Of the six equity alternative mutual fund categories tracked by Morningstar Inc., long-short equity is the top-performer this year with a gain of 1.12%, followed by multialternative with a 1.05% gain.
Such performance can be a tough sell when stacked up against the
small-cap-growth category's 6.71% gain or the mid-cap-growth category's 5.96% gain. Even the lumbering large-cap-growth category is up 4.24% from the start of the year.
But even as performance has lagged the six-year bull market for stocks, liquid alternative funds have continued to gain popularity, which effectively endorses the Salient strategy of promoting its alternatives product line.
Through the end of May, Morningstar's six equity alternative fund categories have grown to $166 billion, including $5 billion worth of net inflows this year.
SOME STAND OUT, SOME DON'T
But a closer look at the specific liquid alt categories shows some standouts and some less-loved strategies, according to Morningstar analyst Jason Kephart.
“We have seen a ton of money flowing into multialternative funds this year,” he said. Through May, multialternative has taken in $6.4 billion, ranking it ninth in inflows among Morningstar's 50 separate fund categories.

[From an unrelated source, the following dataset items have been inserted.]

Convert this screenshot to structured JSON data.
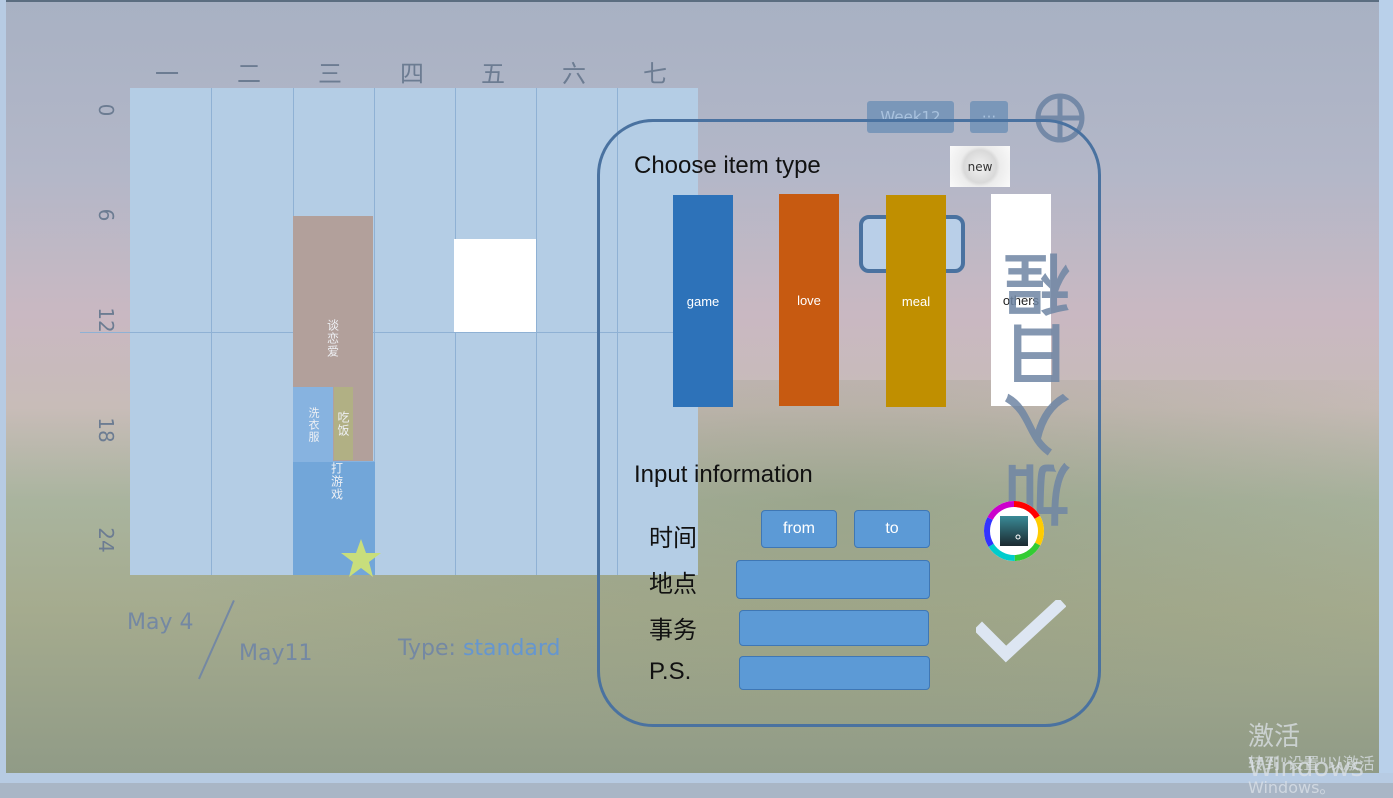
{
  "week_days": [
    "一",
    "二",
    "三",
    "四",
    "五",
    "六",
    "七"
  ],
  "hours": [
    "0",
    "6",
    "12",
    "18",
    "24"
  ],
  "events": {
    "love": "谈恋爱",
    "wash": "洗衣服",
    "meal": "吃饭",
    "game": "打游戏"
  },
  "date_range": {
    "start": "May 4",
    "end": "May11"
  },
  "type_info": {
    "label": "Type: ",
    "value": "standard"
  },
  "toolbar": {
    "week": "Week12",
    "more": "···"
  },
  "panel": {
    "choose_title": "Choose item type",
    "new_label": "new",
    "item_types": [
      "game",
      "love",
      "meal",
      "others"
    ],
    "input_title": "Input information",
    "side_caption": "加入日程",
    "fields": {
      "time_label": "时间",
      "from_label": "from",
      "to_label": "to",
      "place_label": "地点",
      "affair_label": "事务",
      "ps_label": "P.S."
    }
  },
  "watermark": {
    "line1": "激活 Windows",
    "line2": "转到\"设置\"以激活 Windows。"
  },
  "colors": {
    "game": "#2d72b9",
    "love": "#c75a11",
    "meal": "#c08f00",
    "others": "#ffffff",
    "accent": "#4a72a0"
  }
}
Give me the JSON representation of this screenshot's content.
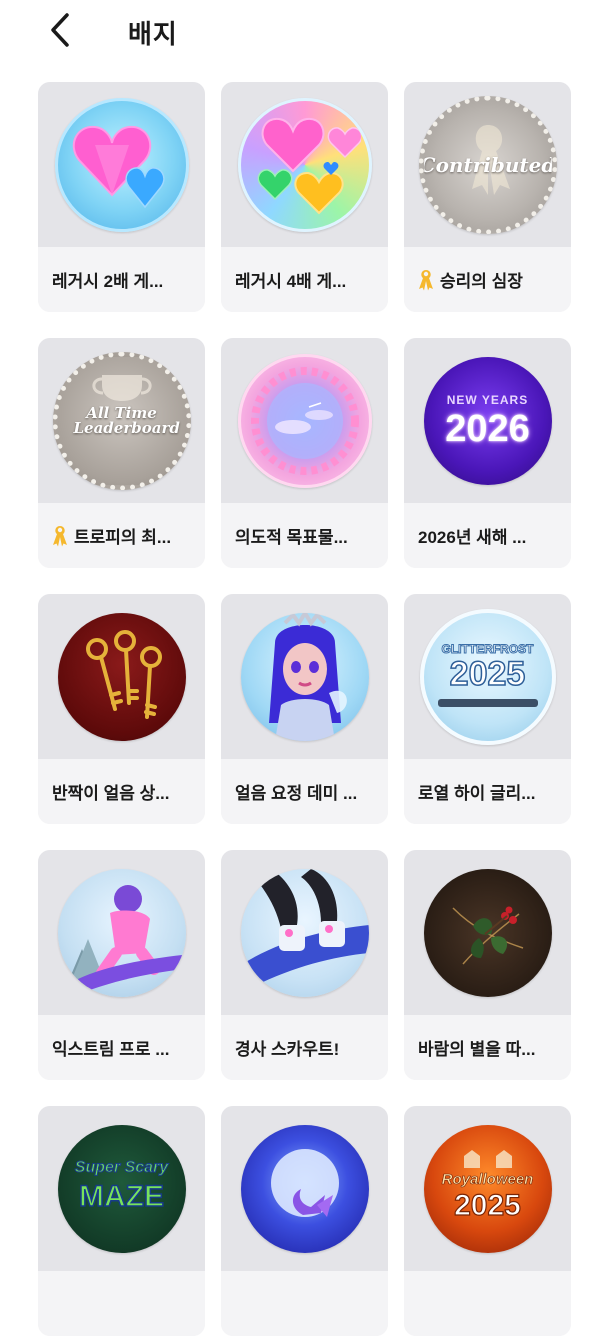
{
  "header": {
    "title": "배지"
  },
  "badges": [
    {
      "name": "레거시 2배 게...",
      "icon": "heart-gems-icon"
    },
    {
      "name": "레거시 4배 게...",
      "icon": "rainbow-hearts-icon"
    },
    {
      "name": "승리의 심장",
      "icon": "contributed-ribbon-icon",
      "ribbon": true,
      "image_text": "Contributed"
    },
    {
      "name": "트로피의 최...",
      "icon": "leaderboard-trophy-icon",
      "ribbon": true,
      "image_text": "All Time Leaderboard"
    },
    {
      "name": "의도적 목표물...",
      "icon": "pink-sky-wreath-icon"
    },
    {
      "name": "2026년 새해 ...",
      "icon": "new-years-2026-icon",
      "image_text_top": "NEW YEARS",
      "image_text": "2026"
    },
    {
      "name": "반짝이 얼음 상...",
      "icon": "golden-keys-icon"
    },
    {
      "name": "얼음 요정 데미 ...",
      "icon": "ice-fairy-avatar-icon"
    },
    {
      "name": "로열 하이 글리...",
      "icon": "glitterfrost-2025-icon",
      "image_text_top": "GLITTERFROST",
      "image_text": "2025"
    },
    {
      "name": "익스트림 프로 ...",
      "icon": "snowboarder-icon"
    },
    {
      "name": "경사 스카우트!",
      "icon": "snowboard-boots-icon"
    },
    {
      "name": "바람의 별을 따...",
      "icon": "holly-sprig-icon"
    },
    {
      "name": "",
      "icon": "super-scary-maze-icon",
      "image_text_top": "Super Scary",
      "image_text": "MAZE"
    },
    {
      "name": "",
      "icon": "mermaid-moon-icon"
    },
    {
      "name": "",
      "icon": "royalloween-2025-icon",
      "image_text_top": "Royalloween",
      "image_text": "2025"
    }
  ],
  "colors": {
    "ribbon": "#f5b82e",
    "card_bg": "#f4f4f6",
    "thumb_bg": "#e4e4e8"
  }
}
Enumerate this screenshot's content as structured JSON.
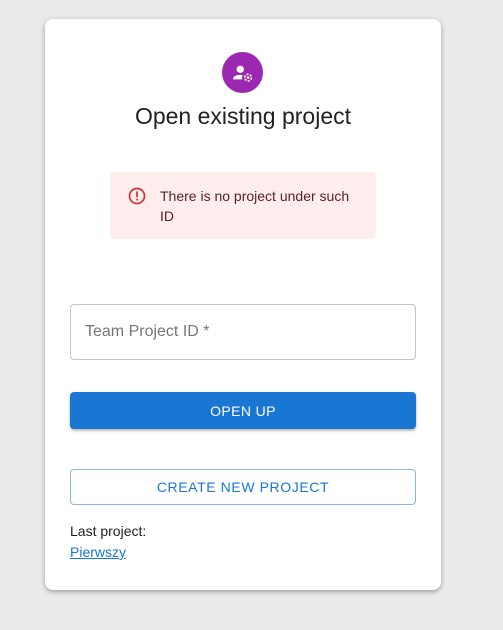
{
  "colors": {
    "avatar_bg": "#9c27b0",
    "alert_bg": "#fdeded",
    "alert_icon": "#d32f2f",
    "primary": "#1976d2",
    "outline_border": "#8bb4e0"
  },
  "header": {
    "avatar_icon": "manage-accounts-icon",
    "title": "Open existing project"
  },
  "alert": {
    "icon": "error-outline-icon",
    "message": "There is no project under such ID"
  },
  "form": {
    "project_id_placeholder": "Team Project ID *",
    "project_id_value": "",
    "open_label": "OPEN UP",
    "create_label": "CREATE NEW PROJECT"
  },
  "last_project": {
    "label": "Last project:",
    "name": "Pierwszy"
  }
}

The flows into the category are even more significant when one considers that at $47 billion in total assets, multialternative ranks just 38th in terms of category assets.
Long-short equity, meanwhile, which has total category assets of $55 billion, has seen $1.4 billion in net outflows so far this year.
Salient, like a lot of the money managers, has its own way of defining what is and is not considered an alternative strategy.
For instance, while Mr. Kephart doesn't consider emerging market debt, infrastructure and real estate to be alternatives, he acknowledges that there's nothing wrong with Salient doing so.
But he does think Salient needs to consider building up its liquid alts product line in some of the areas that are most appealing to financial advisers who might be newer to the alternatives space.
“We've seen a lot of the growth in multialternatives, and Salient doesn't have that strategy of any real size that everyone is looking for now,” he said.
With a lineup that already includes two dozen mutual funds, Mr. Radcliffe said there are no immediate plans to start rolling out new funds, but he agreed that the “proof is in the pudding” in terms of which strategies will
stand up when the broader markets finally correct.
“I think investors are still taking a wait-and-see approach to alternatives,” he said. “You are seeing liquid alts underperform, and that's not unexpected in a straight-up equity market.”